My S bag has a removable flap, so I’m entertaining myself by making variations as the whim strikes me. This one’s made of canvas meant for outdoor furniture. Most of those fabrics are utterly hideous, so I was very happy to find this one, which was more “neutral” than “hideous”.
It seemed a little too neutral once I’d finished putting it all together, so I added the embroidered patch to break up the expanse a little.
You probably can’t make it out, but the bicycle wheel has a valve stem (!) at about 11 o’clock. The patch came from a great little company called Demeritwear, which has a an amusing collection of patches — de-merits, I guess, to keep the scouting organizations from getting all huffy.

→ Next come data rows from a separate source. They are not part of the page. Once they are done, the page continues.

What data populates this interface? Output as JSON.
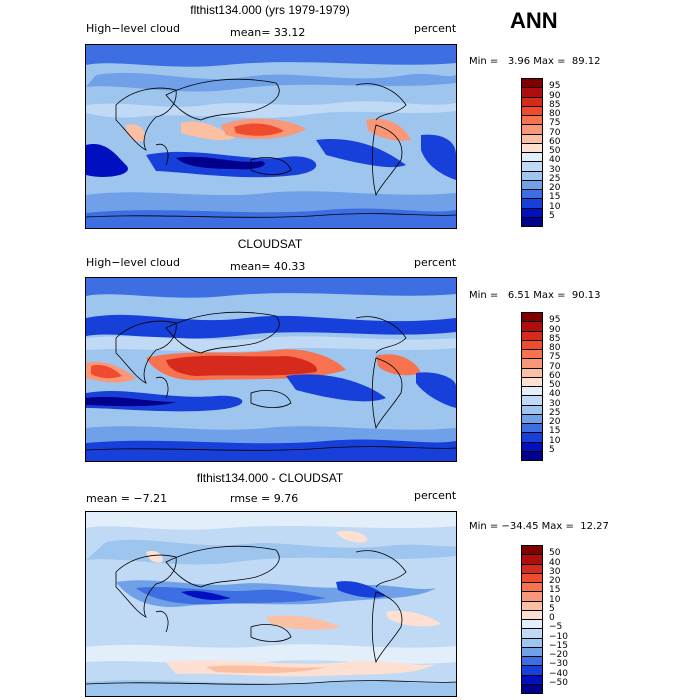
{
  "season": "ANN",
  "panels": [
    {
      "title": "flthist134.000 (yrs 1979-1979)",
      "left_label": "High−level cloud",
      "mid_label": "mean=  33.12",
      "right_label": "percent",
      "minmax": "Min =   3.96 Max =  89.12",
      "colorbar": {
        "labels": [
          "95",
          "90",
          "85",
          "80",
          "75",
          "70",
          "60",
          "50",
          "40",
          "30",
          "25",
          "20",
          "15",
          "10",
          "5"
        ],
        "colors": [
          "#800000",
          "#b00d0d",
          "#d62a1c",
          "#ef4b2f",
          "#f7734f",
          "#f99878",
          "#fbbfa4",
          "#fde0d2",
          "#e3eefb",
          "#c0daf6",
          "#9ec5ee",
          "#6fa0e8",
          "#3d6fe2",
          "#1640d9",
          "#0010c0",
          "#00008c"
        ]
      }
    },
    {
      "title": "CLOUDSAT",
      "left_label": "High−level cloud",
      "mid_label": "mean=  40.33",
      "right_label": "percent",
      "minmax": "Min =   6.51 Max =  90.13",
      "colorbar": {
        "labels": [
          "95",
          "90",
          "85",
          "80",
          "75",
          "70",
          "60",
          "50",
          "40",
          "30",
          "25",
          "20",
          "15",
          "10",
          "5"
        ],
        "colors": [
          "#800000",
          "#b00d0d",
          "#d62a1c",
          "#ef4b2f",
          "#f7734f",
          "#f99878",
          "#fbbfa4",
          "#fde0d2",
          "#e3eefb",
          "#c0daf6",
          "#9ec5ee",
          "#6fa0e8",
          "#3d6fe2",
          "#1640d9",
          "#0010c0",
          "#00008c"
        ]
      }
    },
    {
      "title": "flthist134.000 - CLOUDSAT",
      "left_label": "mean =  −7.21",
      "mid_label": "rmse =   9.76",
      "right_label": "percent",
      "minmax": "Min = −34.45 Max =  12.27",
      "colorbar": {
        "labels": [
          "50",
          "40",
          "30",
          "20",
          "15",
          "10",
          "5",
          "0",
          "−5",
          "−10",
          "−15",
          "−20",
          "−30",
          "−40",
          "−50"
        ],
        "colors": [
          "#800000",
          "#b00d0d",
          "#d62a1c",
          "#ef4b2f",
          "#f7734f",
          "#f99878",
          "#fbbfa4",
          "#fde0d2",
          "#e3eefb",
          "#c0daf6",
          "#9ec5ee",
          "#6fa0e8",
          "#3d6fe2",
          "#1640d9",
          "#0010c0",
          "#00008c"
        ]
      }
    }
  ]
}
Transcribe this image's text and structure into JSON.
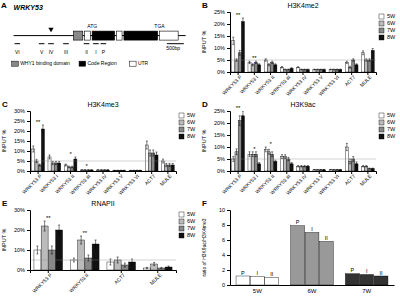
{
  "chart_data": [
    {
      "type": "diagram",
      "panel_label": "A",
      "title": "WRKY53",
      "annotations": [
        "ATG",
        "TGA",
        "VI",
        "V",
        "IV",
        "III",
        "II",
        "I",
        "P",
        "500bp",
        "WHY1 binding domain",
        "Code Region",
        "UTR"
      ],
      "colors": [
        "#888888",
        "#000000",
        "#ffffff"
      ]
    },
    {
      "type": "bar",
      "panel_label": "B",
      "title": "H3K4me2",
      "y_label": "INPUT %",
      "categories": [
        "WRKY53 P",
        "WRKY53 I",
        "WRKY53 II",
        "WRKY53 III",
        "WRKY53 IV",
        "WRKY53 V",
        "WRKY53 VI",
        "ACT7",
        "MULE"
      ],
      "series": [
        {
          "name": "5W",
          "color": "#ffffff",
          "values": [
            13,
            4,
            5,
            2,
            2,
            1,
            1,
            4,
            8
          ],
          "errors": [
            1.5,
            0.5,
            0.5,
            0.3,
            0.2,
            0.2,
            0.2,
            0.5,
            0.8
          ]
        },
        {
          "name": "6W",
          "color": "#bbbbbb",
          "values": [
            5,
            3,
            3,
            1,
            1,
            1,
            1,
            2,
            5
          ],
          "errors": [
            0.5,
            0.4,
            0.4,
            0.2,
            0.2,
            0.2,
            0.2,
            0.4,
            0.5
          ]
        },
        {
          "name": "7W",
          "color": "#888888",
          "values": [
            8,
            4,
            4,
            1,
            1,
            1,
            1,
            5,
            5
          ],
          "errors": [
            1,
            0.5,
            0.5,
            0.2,
            0.2,
            0.2,
            0.2,
            0.5,
            0.5
          ]
        },
        {
          "name": "8W",
          "color": "#111111",
          "values": [
            21,
            3,
            3,
            1.5,
            1,
            1,
            1,
            3,
            9
          ],
          "errors": [
            1.5,
            0.4,
            0.4,
            0.3,
            0.2,
            0.2,
            0.2,
            0.4,
            0.8
          ]
        }
      ],
      "ylim": [
        0,
        25
      ],
      "yticks": [
        {
          "value": 0,
          "label": "0%"
        },
        {
          "value": 5,
          "label": "5%"
        },
        {
          "value": 10,
          "label": "10%"
        },
        {
          "value": 15,
          "label": "15%"
        },
        {
          "value": 20,
          "label": "20%"
        },
        {
          "value": 25,
          "label": "25%"
        }
      ],
      "reference_line": 5,
      "annotations": [
        {
          "category": "WRKY53 P",
          "text": "**"
        },
        {
          "category": "WRKY53 I",
          "text": "**"
        }
      ],
      "legend": "upper right",
      "grid": false
    },
    {
      "type": "bar",
      "panel_label": "C",
      "title": "H3K4me3",
      "y_label": "INPUT %",
      "categories": [
        "WRKY53 P",
        "WRKY53 I",
        "WRKY53 II",
        "WRKY53 III",
        "WRKY53 IV",
        "WRKY53 V",
        "WRKY53 VI",
        "ACT7",
        "MULE"
      ],
      "series": [
        {
          "name": "5W",
          "color": "#ffffff",
          "values": [
            11,
            7,
            3,
            0.5,
            0.5,
            0.3,
            0.3,
            13,
            5
          ],
          "errors": [
            1.5,
            1,
            0.5,
            0.2,
            0.2,
            0.1,
            0.1,
            2,
            1
          ]
        },
        {
          "name": "6W",
          "color": "#bbbbbb",
          "values": [
            5,
            4,
            2,
            0.5,
            0.5,
            0.3,
            0.3,
            9,
            3
          ],
          "errors": [
            0.8,
            0.8,
            0.4,
            0.2,
            0.2,
            0.1,
            0.1,
            1.5,
            0.8
          ]
        },
        {
          "name": "7W",
          "color": "#888888",
          "values": [
            3,
            4,
            2,
            0.5,
            0.5,
            0.3,
            0.3,
            9,
            3
          ],
          "errors": [
            0.5,
            0.8,
            0.4,
            0.2,
            0.2,
            0.1,
            0.1,
            1.5,
            0.8
          ]
        },
        {
          "name": "8W",
          "color": "#111111",
          "values": [
            21,
            4,
            6,
            0.5,
            0.5,
            0.3,
            0.3,
            8,
            3
          ],
          "errors": [
            2,
            0.8,
            1,
            0.2,
            0.2,
            0.1,
            0.1,
            1.5,
            0.8
          ]
        }
      ],
      "ylim": [
        0,
        30
      ],
      "yticks": [
        {
          "value": 0,
          "label": "0%"
        },
        {
          "value": 5,
          "label": "5%"
        },
        {
          "value": 10,
          "label": "10%"
        },
        {
          "value": 15,
          "label": "15%"
        },
        {
          "value": 20,
          "label": "20%"
        },
        {
          "value": 25,
          "label": "25%"
        },
        {
          "value": 30,
          "label": "30%"
        }
      ],
      "reference_line": 5,
      "annotations": [
        {
          "category": "WRKY53 P",
          "text": "**"
        },
        {
          "category": "WRKY53 II",
          "text": "*"
        },
        {
          "category": "WRKY53 III",
          "text": "*"
        }
      ],
      "legend": "upper right",
      "grid": false
    },
    {
      "type": "bar",
      "panel_label": "D",
      "title": "H3K9ac",
      "y_label": "INPUT %",
      "categories": [
        "WRKY53 P",
        "WRKY53 I",
        "WRKY53 II",
        "WRKY53 III",
        "WRKY53 IV",
        "WRKY53 V",
        "WRKY53 VI",
        "ACT7",
        "MULE"
      ],
      "series": [
        {
          "name": "5W",
          "color": "#ffffff",
          "values": [
            5,
            7,
            9,
            6,
            2,
            0.5,
            0.5,
            10,
            2
          ],
          "errors": [
            1,
            1,
            1,
            0.8,
            0.3,
            0.1,
            0.1,
            1.5,
            0.3
          ]
        },
        {
          "name": "6W",
          "color": "#bbbbbb",
          "values": [
            8,
            7,
            8,
            6,
            2,
            0.5,
            0.5,
            4,
            2
          ],
          "errors": [
            1.2,
            1,
            1,
            0.8,
            0.3,
            0.1,
            0.1,
            1,
            0.3
          ]
        },
        {
          "name": "7W",
          "color": "#888888",
          "values": [
            21,
            7,
            7,
            5,
            2,
            0.5,
            0.5,
            5,
            1
          ],
          "errors": [
            2,
            1,
            1,
            0.7,
            0.3,
            0.1,
            0.1,
            1,
            0.2
          ]
        },
        {
          "name": "8W",
          "color": "#111111",
          "values": [
            23,
            3,
            4,
            3,
            2,
            0.5,
            0.5,
            3,
            1
          ],
          "errors": [
            2,
            0.5,
            0.5,
            0.5,
            0.3,
            0.1,
            0.1,
            0.8,
            0.2
          ]
        }
      ],
      "ylim": [
        0,
        25
      ],
      "yticks": [
        {
          "value": 0,
          "label": "0%"
        },
        {
          "value": 5,
          "label": "5%"
        },
        {
          "value": 10,
          "label": "10%"
        },
        {
          "value": 15,
          "label": "15%"
        },
        {
          "value": 20,
          "label": "20%"
        },
        {
          "value": 25,
          "label": "25%"
        }
      ],
      "reference_line": 5,
      "annotations": [
        {
          "category": "WRKY53 P",
          "text": "**"
        },
        {
          "category": "WRKY53 I",
          "text": "*"
        },
        {
          "category": "WRKY53 II",
          "text": "*"
        }
      ],
      "legend": "upper right",
      "grid": false
    },
    {
      "type": "bar",
      "panel_label": "E",
      "title": "RNAPII",
      "y_label": "INPUT %",
      "categories": [
        "WRKY53 P",
        "WRKY53 II",
        "ACT7",
        "MULE"
      ],
      "series": [
        {
          "name": "5W",
          "color": "#ffffff",
          "values": [
            10,
            5,
            4,
            1
          ],
          "errors": [
            2,
            1,
            1.5,
            0.3
          ]
        },
        {
          "name": "6W",
          "color": "#bbbbbb",
          "values": [
            22,
            15,
            5,
            3
          ],
          "errors": [
            2.5,
            2,
            1.5,
            0.8
          ]
        },
        {
          "name": "7W",
          "color": "#888888",
          "values": [
            10,
            6,
            2.5,
            1
          ],
          "errors": [
            2,
            1.5,
            1,
            0.3
          ]
        },
        {
          "name": "8W",
          "color": "#111111",
          "values": [
            20,
            13,
            4,
            1.5
          ],
          "errors": [
            2.5,
            2,
            1.5,
            0.5
          ]
        }
      ],
      "ylim": [
        0,
        30
      ],
      "yticks": [
        {
          "value": 0,
          "label": "0%"
        },
        {
          "value": 10,
          "label": "10%"
        },
        {
          "value": 20,
          "label": "20%"
        },
        {
          "value": 30,
          "label": "30%"
        }
      ],
      "reference_line": 5,
      "annotations": [
        {
          "category": "WRKY53 P",
          "text": "**"
        },
        {
          "category": "WRKY53 II",
          "text": "**"
        }
      ],
      "legend": "upper right",
      "grid": false
    },
    {
      "type": "bar",
      "panel_label": "F",
      "y_label": "ratio of H3K9ac/H3K4me3",
      "categories": [
        "5W",
        "6W",
        "7W"
      ],
      "series": [
        {
          "name": "P",
          "colors": [
            "#ffffff",
            "#999999",
            "#333333"
          ],
          "values": [
            1.2,
            7.9,
            1.5
          ]
        },
        {
          "name": "I",
          "colors": [
            "#ffffff",
            "#999999",
            "#333333"
          ],
          "values": [
            1.1,
            7.0,
            1.4
          ]
        },
        {
          "name": "II",
          "colors": [
            "#ffffff",
            "#999999",
            "#333333"
          ],
          "values": [
            1.0,
            5.8,
            1.2
          ]
        }
      ],
      "ylim": [
        0,
        10
      ],
      "yticks": [
        0,
        2,
        4,
        6,
        8,
        10
      ],
      "grid": false
    }
  ]
}
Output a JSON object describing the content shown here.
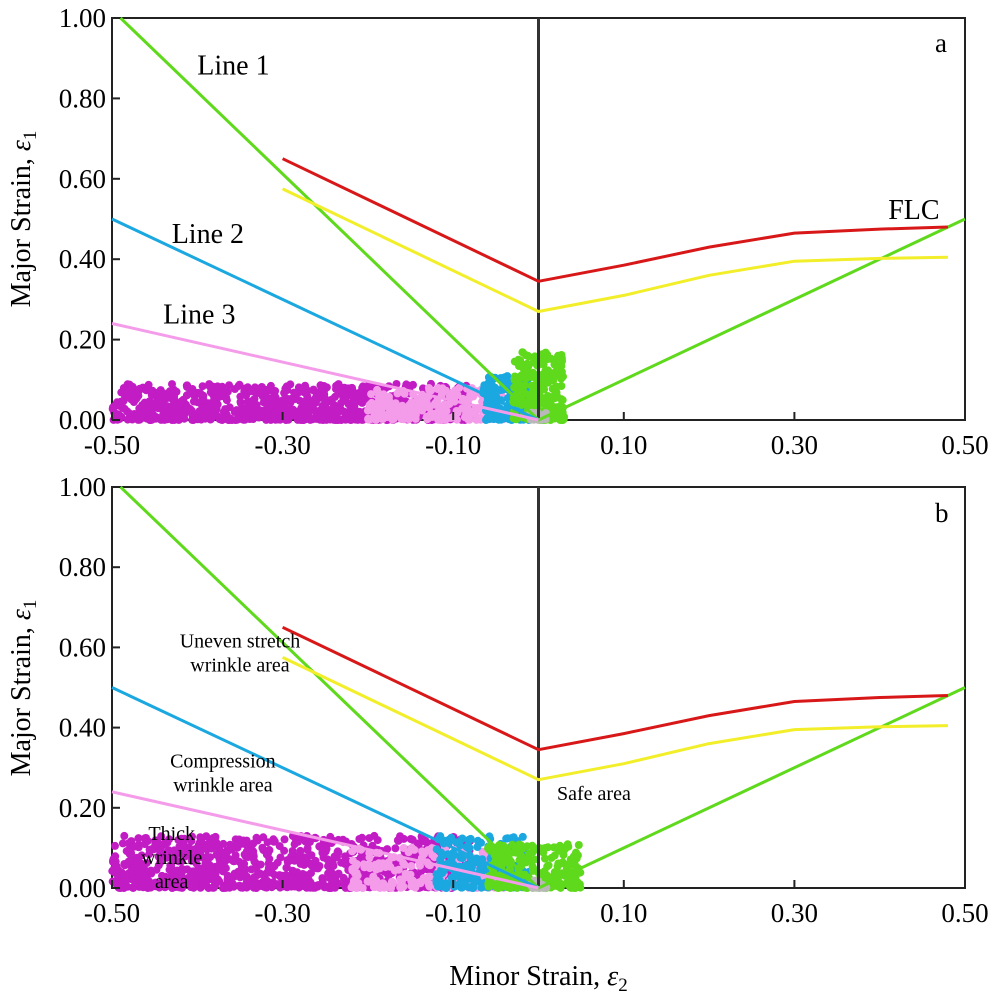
{
  "chart_data": [
    {
      "type": "scatter",
      "panel": "a",
      "xlabel": "",
      "ylabel": "Major Strain, ε1",
      "xlim": [
        -0.5,
        0.5
      ],
      "ylim": [
        0,
        1
      ],
      "x_ticks": [
        "-0.50",
        "-0.30",
        "-0.10",
        "0.10",
        "0.30",
        "0.50"
      ],
      "y_ticks": [
        "0.00",
        "0.20",
        "0.40",
        "0.60",
        "0.80",
        "1.00"
      ],
      "line_labels": [
        {
          "text": "Line 1",
          "x": -0.4,
          "y": 0.86
        },
        {
          "text": "Line 2",
          "x": -0.43,
          "y": 0.44
        },
        {
          "text": "Line 3",
          "x": -0.44,
          "y": 0.24
        },
        {
          "text": "FLC",
          "x": 0.41,
          "y": 0.5
        }
      ],
      "area_labels": [],
      "series": [
        {
          "name": "",
          "kind": "line",
          "color": "#5fd91c",
          "points": [
            [
              -0.49,
              1.0
            ],
            [
              0.0,
              0.0
            ],
            [
              0.5,
              0.5
            ]
          ]
        },
        {
          "name": "",
          "kind": "line",
          "color": "#1ba8e0",
          "points": [
            [
              -0.5,
              0.5
            ],
            [
              0.0,
              0.0
            ]
          ]
        },
        {
          "name": "",
          "kind": "line",
          "color": "#f49bea",
          "points": [
            [
              -0.5,
              0.24
            ],
            [
              0.0,
              0.0
            ]
          ]
        },
        {
          "name": "FLC",
          "kind": "line",
          "color": "#d81818",
          "points": [
            [
              -0.3,
              0.65
            ],
            [
              0.0,
              0.345
            ],
            [
              0.1,
              0.385
            ],
            [
              0.2,
              0.43
            ],
            [
              0.3,
              0.465
            ],
            [
              0.4,
              0.475
            ],
            [
              0.48,
              0.48
            ]
          ]
        },
        {
          "name": "",
          "kind": "line",
          "color": "#f2ee2a",
          "points": [
            [
              -0.3,
              0.575
            ],
            [
              0.0,
              0.27
            ],
            [
              0.1,
              0.31
            ],
            [
              0.2,
              0.36
            ],
            [
              0.3,
              0.395
            ],
            [
              0.4,
              0.402
            ],
            [
              0.48,
              0.405
            ]
          ]
        },
        {
          "name": "",
          "kind": "points",
          "color": "#c21cc4",
          "x_range": [
            -0.5,
            -0.08
          ],
          "y_max": 0.09,
          "n": 900
        },
        {
          "name": "",
          "kind": "points",
          "color": "#f49bea",
          "x_range": [
            -0.2,
            -0.04
          ],
          "y_max": 0.08,
          "n": 200
        },
        {
          "name": "",
          "kind": "points",
          "color": "#1ba8e0",
          "x_range": [
            -0.065,
            -0.01
          ],
          "y_max": 0.11,
          "n": 180
        },
        {
          "name": "",
          "kind": "points",
          "color": "#5fd91c",
          "x_range": [
            -0.03,
            0.03
          ],
          "y_max": 0.17,
          "n": 220
        },
        {
          "name": "",
          "kind": "points",
          "color": "#b8b8b8",
          "x_range": [
            -0.01,
            0.01
          ],
          "y_max": 0.02,
          "n": 30
        }
      ]
    },
    {
      "type": "scatter",
      "panel": "b",
      "xlabel": "Minor Strain, ε2",
      "ylabel": "Major Strain, ε1",
      "xlim": [
        -0.5,
        0.5
      ],
      "ylim": [
        0,
        1
      ],
      "x_ticks": [
        "-0.50",
        "-0.30",
        "-0.10",
        "0.10",
        "0.30",
        "0.50"
      ],
      "y_ticks": [
        "0.00",
        "0.20",
        "0.40",
        "0.60",
        "0.80",
        "1.00"
      ],
      "line_labels": [],
      "area_labels": [
        {
          "lines": [
            "Uneven stretch",
            "wrinkle area"
          ],
          "x": -0.35,
          "y": 0.6
        },
        {
          "lines": [
            "Compression",
            "wrinkle area"
          ],
          "x": -0.37,
          "y": 0.3
        },
        {
          "lines": [
            "Thick",
            "wrinkle",
            "area"
          ],
          "x": -0.43,
          "y": 0.12
        },
        {
          "lines": [
            "Safe area"
          ],
          "x": 0.065,
          "y": 0.22
        }
      ],
      "series": [
        {
          "name": "",
          "kind": "line",
          "color": "#5fd91c",
          "points": [
            [
              -0.49,
              1.0
            ],
            [
              0.0,
              0.0
            ],
            [
              0.5,
              0.5
            ]
          ]
        },
        {
          "name": "",
          "kind": "line",
          "color": "#1ba8e0",
          "points": [
            [
              -0.5,
              0.5
            ],
            [
              0.0,
              0.0
            ]
          ]
        },
        {
          "name": "",
          "kind": "line",
          "color": "#f49bea",
          "points": [
            [
              -0.5,
              0.24
            ],
            [
              0.0,
              0.0
            ]
          ]
        },
        {
          "name": "",
          "kind": "line",
          "color": "#d81818",
          "points": [
            [
              -0.3,
              0.65
            ],
            [
              0.0,
              0.345
            ],
            [
              0.1,
              0.385
            ],
            [
              0.2,
              0.43
            ],
            [
              0.3,
              0.465
            ],
            [
              0.4,
              0.475
            ],
            [
              0.48,
              0.48
            ]
          ]
        },
        {
          "name": "",
          "kind": "line",
          "color": "#f2ee2a",
          "points": [
            [
              -0.3,
              0.575
            ],
            [
              0.0,
              0.27
            ],
            [
              0.1,
              0.31
            ],
            [
              0.2,
              0.36
            ],
            [
              0.3,
              0.395
            ],
            [
              0.4,
              0.402
            ],
            [
              0.48,
              0.405
            ]
          ]
        },
        {
          "name": "",
          "kind": "points",
          "color": "#c21cc4",
          "x_range": [
            -0.5,
            -0.08
          ],
          "y_max": 0.13,
          "n": 950
        },
        {
          "name": "",
          "kind": "points",
          "color": "#f49bea",
          "x_range": [
            -0.22,
            -0.04
          ],
          "y_max": 0.1,
          "n": 220
        },
        {
          "name": "",
          "kind": "points",
          "color": "#1ba8e0",
          "x_range": [
            -0.12,
            -0.01
          ],
          "y_max": 0.13,
          "n": 200
        },
        {
          "name": "",
          "kind": "points",
          "color": "#5fd91c",
          "x_range": [
            -0.06,
            0.05
          ],
          "y_max": 0.11,
          "n": 230
        },
        {
          "name": "",
          "kind": "points",
          "color": "#b8b8b8",
          "x_range": [
            -0.01,
            0.01
          ],
          "y_max": 0.02,
          "n": 30
        }
      ]
    }
  ]
}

For this version of the S bag flap, I used a much heftier vinyl between ripstop layers than the one I used in the prototype. The vinyl was too heavy to pin, so I used office supply clips to hold the layers together, removing them one by one as I stitched.
I zigzag around these edges (everything except the outer fabric) before adding the hook-and-loop tapes and the buckles, since I don’t want the stitching to show on the front. Here’s how the inside of the flap looked just before I attached the front material and finish everything with the binding:
Normally, I’d melt the edges of the ripstop used for the lining and interlining, but, since the raw edges are completely encased, I didn’t bother.
A couple of years ago, I bought some shower curtains that used nylon buckles as a design element. No curtain rings were necessary; the fabric was held across the rod by the buckles and webbing. I cannibalized the buckles, creating a lifetime supply for my stash, and used the short webbing strips to on this S bag flap — so I didn’t have to melt the ends of the webbing either.